The most important report results
- Affected devices: 62 percent of published OT vulnerabilities affect Level 3 devices of the Purdue Model for Industrial Control Systems. These devices control production processes and represent important interfaces between IT and OT networks and are therefore very attractive to attackers.
- Severity: 71 percent of vulnerabilities received a CVSS v3 score of critical (9,0-10) or high (7,0-8,9). This reflects the tendency of security researchers to focus on identifying vulnerabilities with the greatest potential impact in order to achieve maximum mitigation. In addition, four of the report's top five vulnerabilities are also among the top five of MITER's identified 25 Most Dangerous Software Vulnerabilities of 2022, which are relatively easy to exploit and allow attackers to disrupt system availability and service delivery.

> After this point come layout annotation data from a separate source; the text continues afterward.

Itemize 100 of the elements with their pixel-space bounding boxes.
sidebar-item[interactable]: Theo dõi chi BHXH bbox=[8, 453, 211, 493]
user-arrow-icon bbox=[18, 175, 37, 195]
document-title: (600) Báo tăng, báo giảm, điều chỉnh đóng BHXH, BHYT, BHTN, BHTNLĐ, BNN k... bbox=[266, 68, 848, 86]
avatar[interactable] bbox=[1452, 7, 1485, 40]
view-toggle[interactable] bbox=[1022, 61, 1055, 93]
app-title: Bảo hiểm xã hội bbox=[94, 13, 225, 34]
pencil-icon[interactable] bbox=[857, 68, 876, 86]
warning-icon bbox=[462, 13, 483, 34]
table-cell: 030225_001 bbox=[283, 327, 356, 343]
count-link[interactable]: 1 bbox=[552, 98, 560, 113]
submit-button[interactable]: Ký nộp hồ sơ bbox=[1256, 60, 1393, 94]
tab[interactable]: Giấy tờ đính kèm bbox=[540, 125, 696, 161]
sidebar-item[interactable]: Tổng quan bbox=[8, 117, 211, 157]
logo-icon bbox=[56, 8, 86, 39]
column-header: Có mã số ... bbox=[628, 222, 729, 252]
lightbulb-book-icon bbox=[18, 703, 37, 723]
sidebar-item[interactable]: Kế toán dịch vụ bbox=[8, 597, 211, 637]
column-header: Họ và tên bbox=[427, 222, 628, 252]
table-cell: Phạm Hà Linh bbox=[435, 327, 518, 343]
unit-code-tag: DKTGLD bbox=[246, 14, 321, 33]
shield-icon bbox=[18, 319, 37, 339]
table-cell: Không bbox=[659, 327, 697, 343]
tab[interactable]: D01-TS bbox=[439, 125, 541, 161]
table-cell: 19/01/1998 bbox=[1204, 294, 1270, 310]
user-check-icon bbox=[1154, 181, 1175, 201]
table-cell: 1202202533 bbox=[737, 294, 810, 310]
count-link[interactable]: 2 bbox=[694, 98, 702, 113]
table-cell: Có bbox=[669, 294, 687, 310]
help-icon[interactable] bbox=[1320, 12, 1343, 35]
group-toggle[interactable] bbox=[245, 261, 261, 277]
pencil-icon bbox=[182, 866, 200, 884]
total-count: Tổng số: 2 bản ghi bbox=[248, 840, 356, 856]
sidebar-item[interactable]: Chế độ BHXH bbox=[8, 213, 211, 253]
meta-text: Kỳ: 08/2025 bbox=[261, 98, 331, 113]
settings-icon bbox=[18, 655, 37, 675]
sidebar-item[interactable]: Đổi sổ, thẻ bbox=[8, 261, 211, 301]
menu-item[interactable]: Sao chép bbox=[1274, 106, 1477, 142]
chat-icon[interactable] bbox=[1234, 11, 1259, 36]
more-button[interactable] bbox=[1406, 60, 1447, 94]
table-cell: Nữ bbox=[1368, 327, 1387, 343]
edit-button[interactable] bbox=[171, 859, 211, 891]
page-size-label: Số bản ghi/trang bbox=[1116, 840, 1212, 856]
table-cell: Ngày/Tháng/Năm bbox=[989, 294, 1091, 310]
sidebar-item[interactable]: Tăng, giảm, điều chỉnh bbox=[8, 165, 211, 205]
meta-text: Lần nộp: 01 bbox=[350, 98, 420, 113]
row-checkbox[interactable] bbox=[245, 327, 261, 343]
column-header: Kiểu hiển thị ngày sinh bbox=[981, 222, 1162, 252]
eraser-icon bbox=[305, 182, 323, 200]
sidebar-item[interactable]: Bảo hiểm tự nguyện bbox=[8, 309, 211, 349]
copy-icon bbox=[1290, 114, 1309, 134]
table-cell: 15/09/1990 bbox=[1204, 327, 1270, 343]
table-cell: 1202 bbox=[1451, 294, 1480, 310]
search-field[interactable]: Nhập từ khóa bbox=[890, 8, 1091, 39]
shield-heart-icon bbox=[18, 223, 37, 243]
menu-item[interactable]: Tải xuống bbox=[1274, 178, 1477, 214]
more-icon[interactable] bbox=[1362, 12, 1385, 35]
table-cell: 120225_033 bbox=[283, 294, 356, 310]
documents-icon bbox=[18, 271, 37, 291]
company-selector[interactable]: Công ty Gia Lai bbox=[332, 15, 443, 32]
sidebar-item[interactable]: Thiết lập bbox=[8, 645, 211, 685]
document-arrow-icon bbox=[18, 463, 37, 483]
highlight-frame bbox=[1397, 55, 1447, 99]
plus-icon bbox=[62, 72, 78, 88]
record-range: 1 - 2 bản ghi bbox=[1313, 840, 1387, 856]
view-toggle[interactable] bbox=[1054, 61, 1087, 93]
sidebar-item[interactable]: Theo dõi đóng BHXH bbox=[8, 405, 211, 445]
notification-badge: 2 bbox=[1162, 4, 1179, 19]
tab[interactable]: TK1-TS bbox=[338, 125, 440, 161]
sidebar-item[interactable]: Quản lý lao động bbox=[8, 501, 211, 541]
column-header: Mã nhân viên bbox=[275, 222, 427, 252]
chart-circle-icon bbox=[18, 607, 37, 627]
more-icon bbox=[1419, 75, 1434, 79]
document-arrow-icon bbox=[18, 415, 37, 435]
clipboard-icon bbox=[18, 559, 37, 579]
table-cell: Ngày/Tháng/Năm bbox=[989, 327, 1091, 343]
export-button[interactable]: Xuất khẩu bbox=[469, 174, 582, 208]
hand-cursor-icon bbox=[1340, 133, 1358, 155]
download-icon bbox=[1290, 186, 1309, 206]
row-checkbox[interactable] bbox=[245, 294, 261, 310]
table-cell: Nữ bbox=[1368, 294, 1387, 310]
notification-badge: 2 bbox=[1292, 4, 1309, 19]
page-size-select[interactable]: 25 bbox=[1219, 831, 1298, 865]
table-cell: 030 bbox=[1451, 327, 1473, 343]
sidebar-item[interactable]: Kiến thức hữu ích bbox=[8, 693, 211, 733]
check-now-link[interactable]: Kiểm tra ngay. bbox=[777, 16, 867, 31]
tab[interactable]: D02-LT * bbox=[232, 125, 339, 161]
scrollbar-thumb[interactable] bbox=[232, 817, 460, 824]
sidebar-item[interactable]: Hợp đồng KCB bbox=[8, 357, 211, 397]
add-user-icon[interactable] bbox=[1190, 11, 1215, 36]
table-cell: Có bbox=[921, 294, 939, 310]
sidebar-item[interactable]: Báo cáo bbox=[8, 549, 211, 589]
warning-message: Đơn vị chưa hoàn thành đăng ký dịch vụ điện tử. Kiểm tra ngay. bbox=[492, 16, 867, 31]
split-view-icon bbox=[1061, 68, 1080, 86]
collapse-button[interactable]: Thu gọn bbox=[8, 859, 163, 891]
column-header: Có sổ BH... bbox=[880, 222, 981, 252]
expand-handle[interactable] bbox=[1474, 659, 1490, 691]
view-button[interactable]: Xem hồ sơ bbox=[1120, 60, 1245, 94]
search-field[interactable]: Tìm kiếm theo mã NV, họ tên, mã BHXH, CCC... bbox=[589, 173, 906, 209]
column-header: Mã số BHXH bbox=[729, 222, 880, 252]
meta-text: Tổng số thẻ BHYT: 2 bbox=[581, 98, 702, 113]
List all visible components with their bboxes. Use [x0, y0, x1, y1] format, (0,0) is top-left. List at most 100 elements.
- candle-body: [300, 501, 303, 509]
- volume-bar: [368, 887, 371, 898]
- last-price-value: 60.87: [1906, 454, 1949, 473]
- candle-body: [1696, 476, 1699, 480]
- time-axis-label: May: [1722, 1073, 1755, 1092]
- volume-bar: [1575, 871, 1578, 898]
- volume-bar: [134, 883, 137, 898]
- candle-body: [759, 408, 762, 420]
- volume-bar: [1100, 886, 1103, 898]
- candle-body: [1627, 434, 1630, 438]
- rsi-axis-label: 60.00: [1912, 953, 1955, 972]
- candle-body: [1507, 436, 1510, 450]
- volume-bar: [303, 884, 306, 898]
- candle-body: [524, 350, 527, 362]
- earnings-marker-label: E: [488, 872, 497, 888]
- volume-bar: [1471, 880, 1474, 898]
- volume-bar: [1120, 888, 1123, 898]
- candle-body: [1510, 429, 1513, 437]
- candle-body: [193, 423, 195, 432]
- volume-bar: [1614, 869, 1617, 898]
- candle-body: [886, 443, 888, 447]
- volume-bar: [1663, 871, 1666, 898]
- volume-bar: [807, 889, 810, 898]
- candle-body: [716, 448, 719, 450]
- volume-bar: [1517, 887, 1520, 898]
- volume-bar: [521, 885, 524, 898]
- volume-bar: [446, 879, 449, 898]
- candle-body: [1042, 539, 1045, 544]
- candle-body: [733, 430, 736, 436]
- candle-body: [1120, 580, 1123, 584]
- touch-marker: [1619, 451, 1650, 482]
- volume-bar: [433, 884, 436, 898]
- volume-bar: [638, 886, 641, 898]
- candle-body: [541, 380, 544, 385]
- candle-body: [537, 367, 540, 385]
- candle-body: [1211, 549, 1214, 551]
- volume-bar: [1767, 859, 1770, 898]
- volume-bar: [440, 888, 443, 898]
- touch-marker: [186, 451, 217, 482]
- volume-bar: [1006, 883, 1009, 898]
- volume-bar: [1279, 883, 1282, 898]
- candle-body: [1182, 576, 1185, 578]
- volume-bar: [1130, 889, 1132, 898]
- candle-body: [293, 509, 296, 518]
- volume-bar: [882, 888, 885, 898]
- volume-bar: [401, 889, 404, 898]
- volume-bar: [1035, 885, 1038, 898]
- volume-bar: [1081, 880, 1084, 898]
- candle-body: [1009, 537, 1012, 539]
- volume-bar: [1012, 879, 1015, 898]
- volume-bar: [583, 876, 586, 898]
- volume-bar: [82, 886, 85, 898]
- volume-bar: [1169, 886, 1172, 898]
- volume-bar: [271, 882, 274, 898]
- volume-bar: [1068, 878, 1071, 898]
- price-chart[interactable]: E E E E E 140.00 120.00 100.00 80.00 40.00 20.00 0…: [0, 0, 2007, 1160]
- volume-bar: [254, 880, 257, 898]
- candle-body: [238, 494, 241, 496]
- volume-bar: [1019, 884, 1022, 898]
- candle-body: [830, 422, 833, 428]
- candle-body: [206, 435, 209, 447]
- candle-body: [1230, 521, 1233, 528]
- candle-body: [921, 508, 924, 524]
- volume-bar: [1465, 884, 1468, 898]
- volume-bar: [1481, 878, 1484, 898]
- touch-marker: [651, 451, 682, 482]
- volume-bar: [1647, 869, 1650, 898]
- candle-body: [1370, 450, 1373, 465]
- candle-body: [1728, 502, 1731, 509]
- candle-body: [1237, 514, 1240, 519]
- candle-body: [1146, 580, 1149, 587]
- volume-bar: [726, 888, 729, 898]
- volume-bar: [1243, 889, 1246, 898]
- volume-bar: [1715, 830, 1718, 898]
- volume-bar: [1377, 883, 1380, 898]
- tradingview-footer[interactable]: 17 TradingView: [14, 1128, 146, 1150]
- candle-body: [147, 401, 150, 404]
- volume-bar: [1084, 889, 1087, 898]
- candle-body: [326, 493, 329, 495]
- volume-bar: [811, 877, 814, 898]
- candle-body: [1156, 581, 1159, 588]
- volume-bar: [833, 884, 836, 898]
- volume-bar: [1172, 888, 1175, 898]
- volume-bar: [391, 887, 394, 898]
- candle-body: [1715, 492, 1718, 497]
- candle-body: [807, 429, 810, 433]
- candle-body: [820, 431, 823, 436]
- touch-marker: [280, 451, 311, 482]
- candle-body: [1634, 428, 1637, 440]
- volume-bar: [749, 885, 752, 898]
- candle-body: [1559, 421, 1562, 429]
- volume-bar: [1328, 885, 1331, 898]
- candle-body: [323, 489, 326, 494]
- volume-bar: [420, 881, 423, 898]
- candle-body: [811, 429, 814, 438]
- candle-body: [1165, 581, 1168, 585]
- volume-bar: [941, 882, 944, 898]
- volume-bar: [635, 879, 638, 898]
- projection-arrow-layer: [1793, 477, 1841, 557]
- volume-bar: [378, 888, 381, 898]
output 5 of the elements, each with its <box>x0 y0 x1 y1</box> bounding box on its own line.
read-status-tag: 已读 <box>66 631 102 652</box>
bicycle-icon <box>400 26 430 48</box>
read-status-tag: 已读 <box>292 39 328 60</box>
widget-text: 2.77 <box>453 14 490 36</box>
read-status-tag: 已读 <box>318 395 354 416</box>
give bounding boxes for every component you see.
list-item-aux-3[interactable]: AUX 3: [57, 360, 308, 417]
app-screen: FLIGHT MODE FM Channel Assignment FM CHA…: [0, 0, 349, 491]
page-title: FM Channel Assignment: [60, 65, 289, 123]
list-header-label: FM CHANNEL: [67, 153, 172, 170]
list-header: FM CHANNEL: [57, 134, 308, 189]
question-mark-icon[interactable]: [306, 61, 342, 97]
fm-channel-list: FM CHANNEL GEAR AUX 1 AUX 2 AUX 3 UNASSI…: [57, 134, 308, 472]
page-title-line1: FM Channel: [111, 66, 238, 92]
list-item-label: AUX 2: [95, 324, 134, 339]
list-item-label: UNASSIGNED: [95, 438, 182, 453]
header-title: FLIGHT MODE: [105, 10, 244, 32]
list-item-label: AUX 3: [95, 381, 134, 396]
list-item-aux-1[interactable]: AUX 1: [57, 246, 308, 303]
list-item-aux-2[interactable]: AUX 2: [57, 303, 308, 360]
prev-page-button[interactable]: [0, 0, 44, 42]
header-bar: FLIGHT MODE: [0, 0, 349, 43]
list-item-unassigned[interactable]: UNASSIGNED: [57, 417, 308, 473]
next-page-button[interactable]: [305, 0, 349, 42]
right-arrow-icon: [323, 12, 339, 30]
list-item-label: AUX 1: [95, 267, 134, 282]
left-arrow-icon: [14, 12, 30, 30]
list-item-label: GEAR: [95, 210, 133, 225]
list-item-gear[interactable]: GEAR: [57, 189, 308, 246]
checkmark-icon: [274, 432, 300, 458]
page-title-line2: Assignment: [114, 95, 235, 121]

- Attack vectors: 63 percent of vulnerabilities can be exploited remotely, meaning an attacker does not need local, neighboring, or physical access to the affected device to exploit the vulnerability.
- Effects: The highest potential impact is unauthorized remote code or command execution (accounting for 54% of vulnerabilities), followed by denial of service (crash, exit, or reboot) at 43%.
- Remedial Actions: The top remediation measure is network segmentation (recommended in 29% of vulnerability reports), followed by secure remote access (26%) and protection against ransomware, phishing and spam (22%).
- Team82: Team82 reported 2022 vulnerabilities in the second half of 65, 30 of which were rated with a CVSS v3 score of 9,5 or higher. To date, over 400 vulnerabilities have been reported by Claroty's research department.
The full findings, in-depth analysis, and additional measures to protect against unauthorized access and risks can be found in Claroty's semi-annual State of XIoT Security Report: 2H 2022.More at Claroty.com
About Claroty Claroty, the Industrial Cybersecurity Company, helps its global customers discover, protect and manage their OT, IoT and IIoT assets. The company's comprehensive platform can be seamlessly integrated into customers' existing infrastructure and processes and offers a wide range of industrial cybersecurity controls for transparency, threat detection, risk and vulnerability management and secure remote access - with significantly reduced total cost of ownership.